Tengo pendiente una excursión a la ciudad amurallada..excursión que planeamos éste verano y que no llegamos a hacer.
Me alegra saber que tú sí.
Preciosas y espectaculares fotos, Juan.
Un beso
Ávila es una ciudad muy bonita si lo que buscas es hacer turismo antiguo y visitar el esplendor Barroco y medieval de Castilla, pero sí: no es, precisamente, la ciudad más divertida del mundo.
Guías de viaje como esta son las que yo preciso.
Excelente texto.
¡Hombre! Una cosa es hacer turismo artístico-cultural-gastronómico y otra vivir en una ciudad como esa. Sobre todo en invierno.
Y lo digo porque yo nací en Madrid y mi primer trabajo fue en una pequeña ciudad de Castilla León (que no era Ávila). Aquello era puro tedio: estrechez de miras, cotilleo, vidas marcadas para siempre desde los 15, pensamiento único, quitaron el único cine que había, distraerse consistía en pasear arriba y abajo de la calle principal mirando quién pasa, qué lleva, con quién va etc.
Es una ciudad preciosa, así que he vuelto muchas veces. Pero distingo muy bien entre ser turista y vivir en el sitio.

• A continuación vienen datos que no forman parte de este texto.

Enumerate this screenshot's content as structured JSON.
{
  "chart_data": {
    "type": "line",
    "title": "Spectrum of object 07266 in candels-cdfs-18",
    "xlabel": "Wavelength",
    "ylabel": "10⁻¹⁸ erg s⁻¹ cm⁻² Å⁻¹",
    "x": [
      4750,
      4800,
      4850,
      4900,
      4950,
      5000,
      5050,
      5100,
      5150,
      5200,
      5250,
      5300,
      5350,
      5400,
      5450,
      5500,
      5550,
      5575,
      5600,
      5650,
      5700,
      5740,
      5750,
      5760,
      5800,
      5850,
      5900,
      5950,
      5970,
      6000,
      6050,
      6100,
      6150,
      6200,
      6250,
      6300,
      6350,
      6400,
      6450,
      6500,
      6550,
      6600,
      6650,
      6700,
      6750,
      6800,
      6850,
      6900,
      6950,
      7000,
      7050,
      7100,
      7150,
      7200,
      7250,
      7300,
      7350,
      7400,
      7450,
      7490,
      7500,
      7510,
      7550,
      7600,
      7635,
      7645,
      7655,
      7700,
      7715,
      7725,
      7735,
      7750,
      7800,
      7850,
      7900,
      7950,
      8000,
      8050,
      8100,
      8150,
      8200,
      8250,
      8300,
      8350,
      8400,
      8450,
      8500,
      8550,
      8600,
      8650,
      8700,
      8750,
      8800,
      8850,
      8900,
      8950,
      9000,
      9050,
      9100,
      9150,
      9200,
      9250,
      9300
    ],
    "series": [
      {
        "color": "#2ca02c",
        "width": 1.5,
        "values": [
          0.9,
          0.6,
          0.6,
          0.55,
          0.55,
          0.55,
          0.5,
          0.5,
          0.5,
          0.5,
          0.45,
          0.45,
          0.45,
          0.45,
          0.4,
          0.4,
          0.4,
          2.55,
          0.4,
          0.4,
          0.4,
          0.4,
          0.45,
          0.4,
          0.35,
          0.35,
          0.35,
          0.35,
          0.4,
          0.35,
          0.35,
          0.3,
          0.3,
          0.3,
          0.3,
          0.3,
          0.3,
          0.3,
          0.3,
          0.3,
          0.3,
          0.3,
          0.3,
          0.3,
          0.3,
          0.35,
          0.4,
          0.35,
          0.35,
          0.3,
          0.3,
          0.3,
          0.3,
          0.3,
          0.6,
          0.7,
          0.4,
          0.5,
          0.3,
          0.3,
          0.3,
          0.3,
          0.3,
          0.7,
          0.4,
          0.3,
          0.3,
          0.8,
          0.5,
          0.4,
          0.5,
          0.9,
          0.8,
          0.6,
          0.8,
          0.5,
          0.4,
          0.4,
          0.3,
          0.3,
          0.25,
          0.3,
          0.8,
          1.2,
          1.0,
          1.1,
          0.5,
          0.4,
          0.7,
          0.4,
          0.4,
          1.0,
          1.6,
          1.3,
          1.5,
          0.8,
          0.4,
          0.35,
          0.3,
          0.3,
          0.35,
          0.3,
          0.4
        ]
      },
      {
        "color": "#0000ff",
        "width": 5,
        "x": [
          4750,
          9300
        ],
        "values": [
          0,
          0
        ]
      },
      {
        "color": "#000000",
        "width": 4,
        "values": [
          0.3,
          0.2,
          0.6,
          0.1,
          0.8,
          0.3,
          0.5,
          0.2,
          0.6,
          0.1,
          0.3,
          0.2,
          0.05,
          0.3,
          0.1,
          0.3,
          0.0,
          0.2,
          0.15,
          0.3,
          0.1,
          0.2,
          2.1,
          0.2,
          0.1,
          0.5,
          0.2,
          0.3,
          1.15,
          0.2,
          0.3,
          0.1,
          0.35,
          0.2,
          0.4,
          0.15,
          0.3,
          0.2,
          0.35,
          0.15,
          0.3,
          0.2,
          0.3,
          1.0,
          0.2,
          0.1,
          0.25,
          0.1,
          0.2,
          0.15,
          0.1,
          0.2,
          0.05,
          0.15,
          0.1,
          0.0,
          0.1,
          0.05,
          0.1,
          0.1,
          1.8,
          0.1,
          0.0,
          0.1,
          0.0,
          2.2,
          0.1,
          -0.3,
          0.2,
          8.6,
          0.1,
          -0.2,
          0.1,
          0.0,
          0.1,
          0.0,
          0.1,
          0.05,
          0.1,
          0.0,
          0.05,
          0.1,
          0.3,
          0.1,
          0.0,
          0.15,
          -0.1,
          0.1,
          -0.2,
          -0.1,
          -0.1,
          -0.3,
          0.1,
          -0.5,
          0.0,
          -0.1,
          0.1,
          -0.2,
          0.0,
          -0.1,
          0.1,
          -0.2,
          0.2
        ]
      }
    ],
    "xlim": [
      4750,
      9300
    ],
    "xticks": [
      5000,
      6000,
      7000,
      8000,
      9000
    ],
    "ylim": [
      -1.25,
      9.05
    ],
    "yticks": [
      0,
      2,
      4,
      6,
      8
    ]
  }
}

Pues despuès de leer y mirar con atenciòn....tomo debida nota....que ese viaje a lo intemporal apetece....y sobre todo debido a que me parece un crimen no conocerla como es debido. Me parece que despuès de tu texto no necesito guia. Un abrazo
Esas extrañas relaciones que tiene uno con las ciudades me parece un tema interesantísimo y no siempre fácil de explicar (es más fácil escribirlo). Cuando visité por primera vez Toledo ya me la conocía como si hubiera nacido allí. Me conocía todo el entramado laberíntico de la antigua capital de España, ciudad ibérica, romana, visigótica, judía y cristiana. ¿Por qué? Porque leí a los diecisiete años las memorias de Luis Buñuel que se convertiría en mi libro de cabecera durante muchos años. En él conocí su cine, el surrealismo y muchísimas cosas; y una de ellas fue “La orden de Toledo” que fundó el director aragonés, junto con García Lorca , Dalí y Pepín Bello. Y luego estaba Tristana, película filmada íntegramente en esa ciudad que además adoraba a Pérez Galdós, y al poeta Adolfo Béquer el poeta solitario de todos los solitarios que iba allí para escribir sus cuentos toledanos. El lazarillo de Tormes que va a recoger agua del Tajo para su amo y la Plaza Zocodover, lugar de encuentro de todos los truhanes de la picaresca española y de la obra cervantina. La estatua del cardenal Tavera, esculpida por Berruguete y a donde iban borrachos Buñuel, Dalí, Lorca y Pepín para rendir tributo, no al cardenal, sino a ese cuerpo esculpido ya en proceso de putrefacción tan caro a la obra de estos ilustres caballeros españoles. En fin, cuando volví de nuevo a mi ciudad me preguntaron por qué fui a Toledo, y qué había allí de interés. Evidentemente no dije absolutamente nada.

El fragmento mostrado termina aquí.